Modeling Urban Heat Stress with Preferentially Sampled Citizen Science Data

Ellie Kim Co-Author
Duke University
 
Michael Bergin Co-Author
Duke University
 
David Carlson Co-Author
Duke University
 
Zachary Calhoun Speaker
Duke University
 
Wednesday, Aug 6: 9:15 AM - 9:35 AM
Topic-Contributed Paper Session 
Music City Center 
The urban heat island (UHI) effect intensifies heat stress, disproportionately impacting health outcomes and energy demand in densely built neighborhoods. In Durham County, North Carolina, urban–rural temperature differences can exceed 10°C during the hottest times of the year. Accurately modeling this variability requires dense temperature observations—yet such networks are rarely available. Personal weather stations (PWSs) offer a promising alternative: there are over 300 sensors in Durham recording hourly temperature. However, these stations are unevenly distributed, with generally more representation in wealthier neighborhoods. Given the well-documented association between income and urban heat exposure, models relying solely on PWS data risk underestimating heat stress in lower-income areas.

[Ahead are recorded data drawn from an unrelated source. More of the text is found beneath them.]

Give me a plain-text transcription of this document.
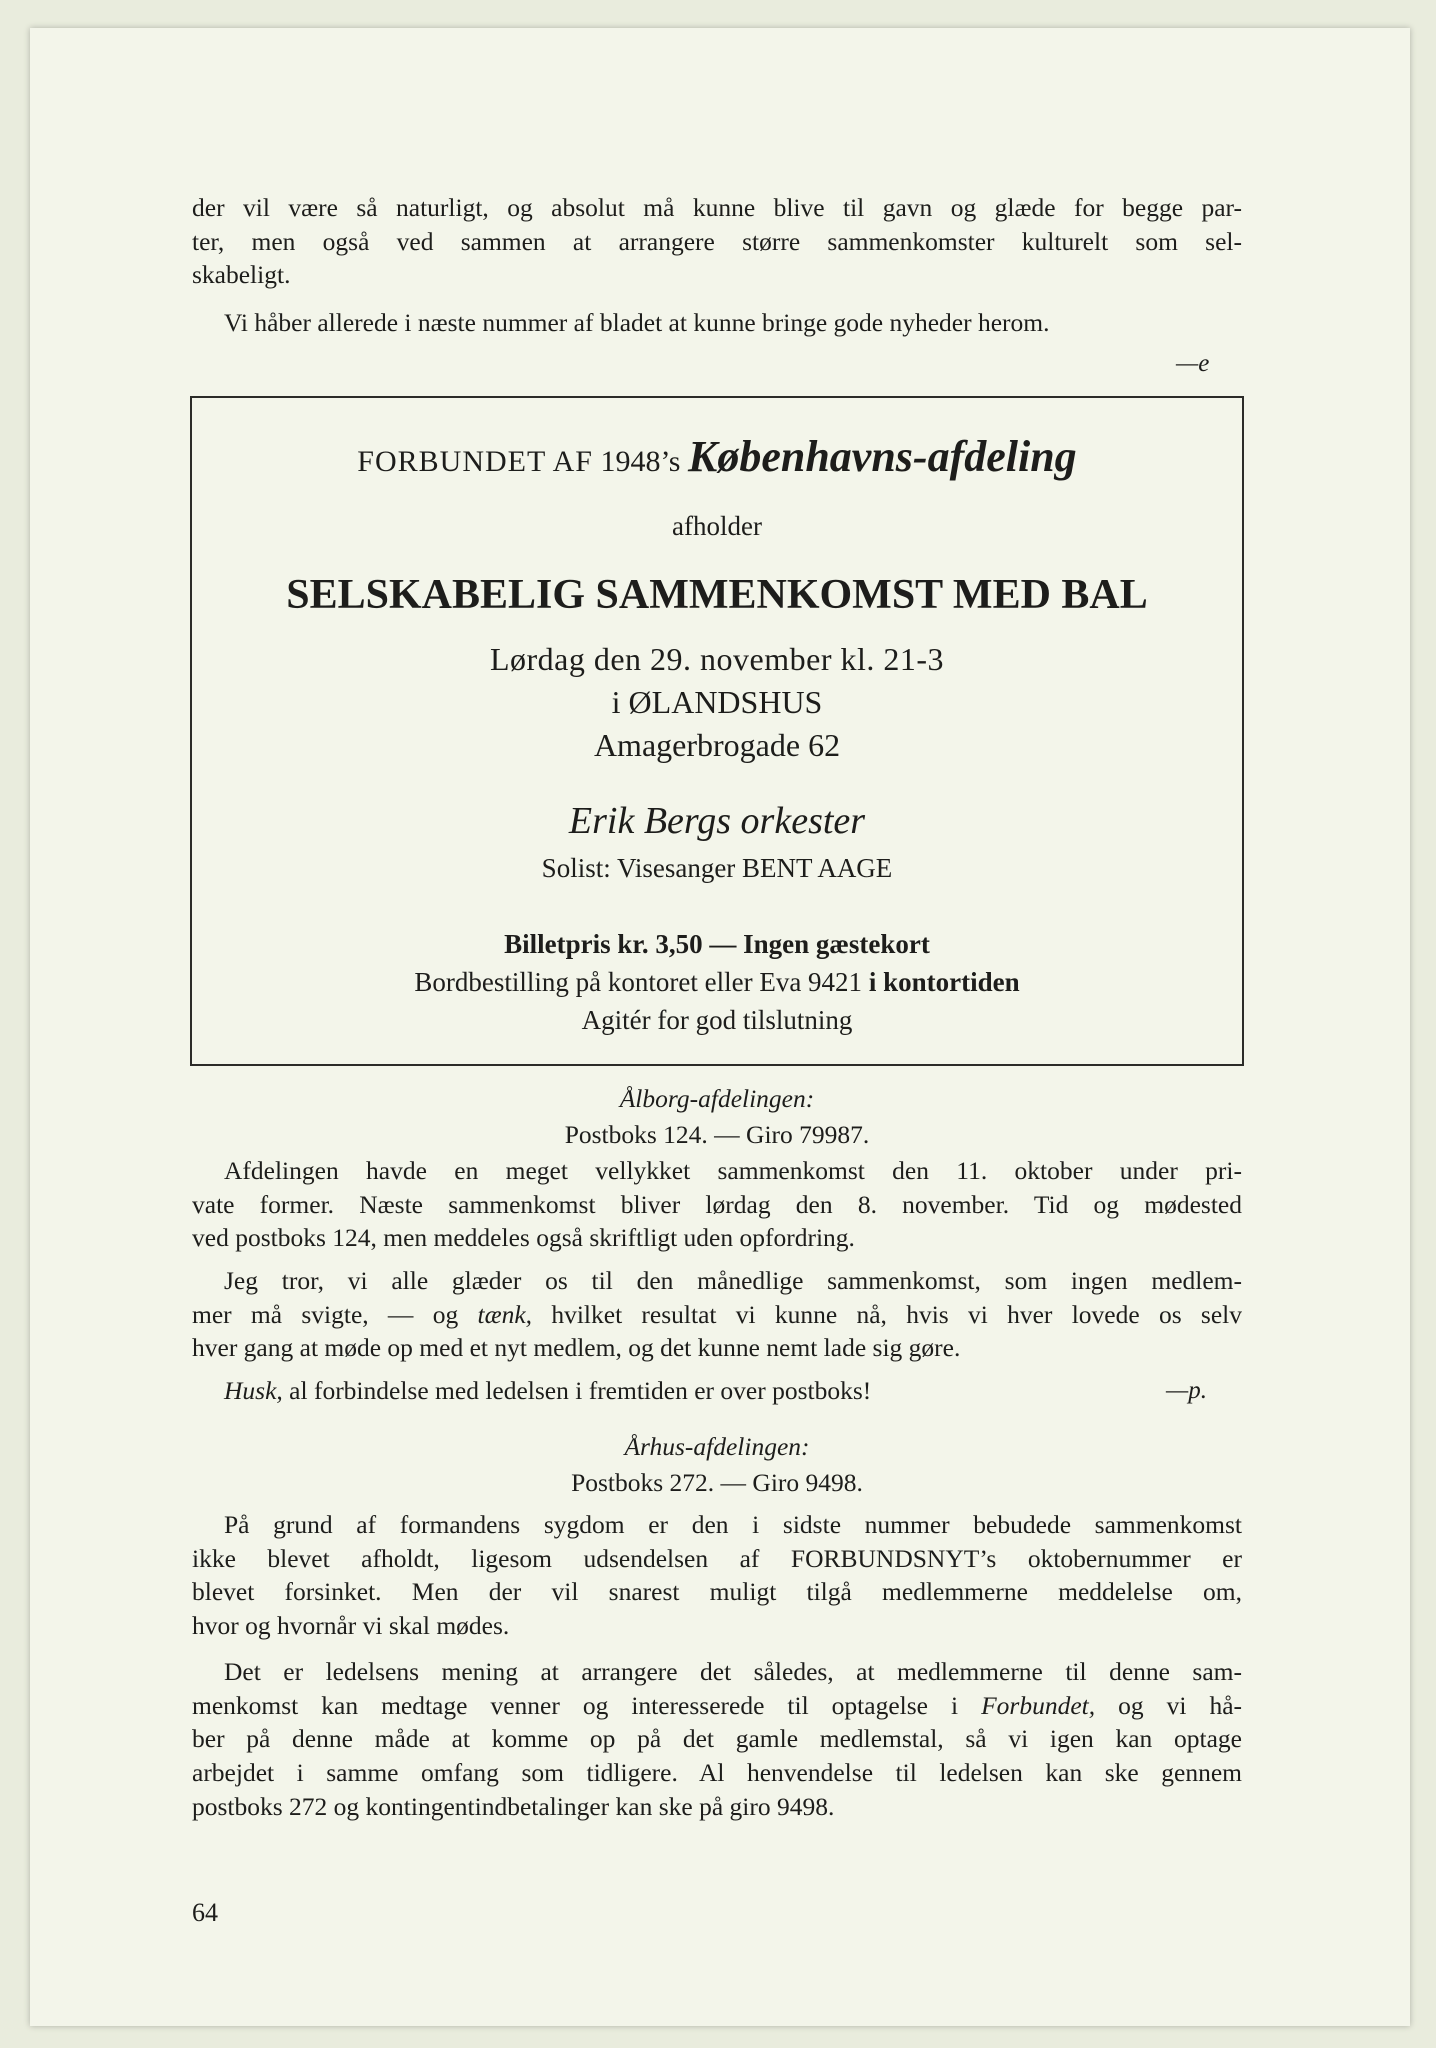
der vil være så naturligt, og absolut må kunne blive til gavn og glæde for begge par-
ter, men også ved sammen at arrangere større sammenkomster kulturelt som sel-
skabeligt.

Vi håber allerede i næste nummer af bladet at kunne bringe gode nyheder herom.

—e

FORBUNDET AF 1948’s Københavns-afdeling

afholder

SELSKABELIG SAMMENKOMST MED BAL

Lørdag den 29. november kl. 21-3

i ØLANDSHUS

Amagerbrogade 62

Erik Bergs orkester

Solist: Visesanger BENT AAGE

Billetpris kr. 3,50 — Ingen gæstekort

Bordbestilling på kontoret eller Eva 9421 i kontortiden

Agitér for god tilslutning

Ålborg-afdelingen:

Postboks 124. — Giro 79987.

Afdelingen havde en meget vellykket sammenkomst den 11. oktober under pri-
vate former. Næste sammenkomst bliver lørdag den 8. november. Tid og mødested
ved postboks 124, men meddeles også skriftligt uden opfordring.

Jeg tror, vi alle glæder os til den månedlige sammenkomst, som ingen medlem-
mer må svigte, — og tænk, hvilket resultat vi kunne nå, hvis vi hver lovede os selv
hver gang at møde op med et nyt medlem, og det kunne nemt lade sig gøre.

Husk, al forbindelse med ledelsen i fremtiden er over postboks!	—p.

Århus-afdelingen:

Postboks 272. — Giro 9498.

På grund af formandens sygdom er den i sidste nummer bebudede sammenkomst
ikke blevet afholdt, ligesom udsendelsen af FORBUNDSNYT’s oktobernummer er
blevet forsinket. Men der vil snarest muligt tilgå medlemmerne meddelelse om,
hvor og hvornår vi skal mødes.

Det er ledelsens mening at arrangere det således, at medlemmerne til denne sam-
menkomst kan medtage venner og interesserede til optagelse i Forbundet, og vi hå-
ber på denne måde at komme op på det gamle medlemstal, så vi igen kan optage
arbejdet i samme omfang som tidligere. Al henvendelse til ledelsen kan ske gennem
postboks 272 og kontingentindbetalinger kan ske på giro 9498.

64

To address this, we apply a preferential sampling correction to a spatial model of temperature, explicitly accounting for the unequal distribution of sensors. The correction reveals that omitting preferentiality leads to an average 1°C underestimation of July evening temperatures in lower-income neighborhoods. We validate this result by comparison with a non-preferentially sampled dataset, showing that the correction improves agreement across datasets, with the Pearson correlation increasing by as much as a factor of 2.

These findings underscore the importance of correcting for preferential sampling in urban heat monitoring and highlight the value of citizen science data. Ongoing work scales this approach statewide, using PWSs to: (1) estimate neighborhood-level heat stress across North Carolina, and (2) develop spatiotemporal models of urban temperature that may be applied to other locations worldwide. For scalability, we employ sparse variational Gaussian processes and adapt the point process model to capture city-specific sampling patterns—recognizing that not all cities exhibit the same level of preferentiality. Finally, we explore alternative spatiotemporal model formulations that use importance weighting on covariates to address bias without relying on a shared latent process.

Keywords

Environmental health

Heat stress

Preferential sampling

Model validation

Urban climate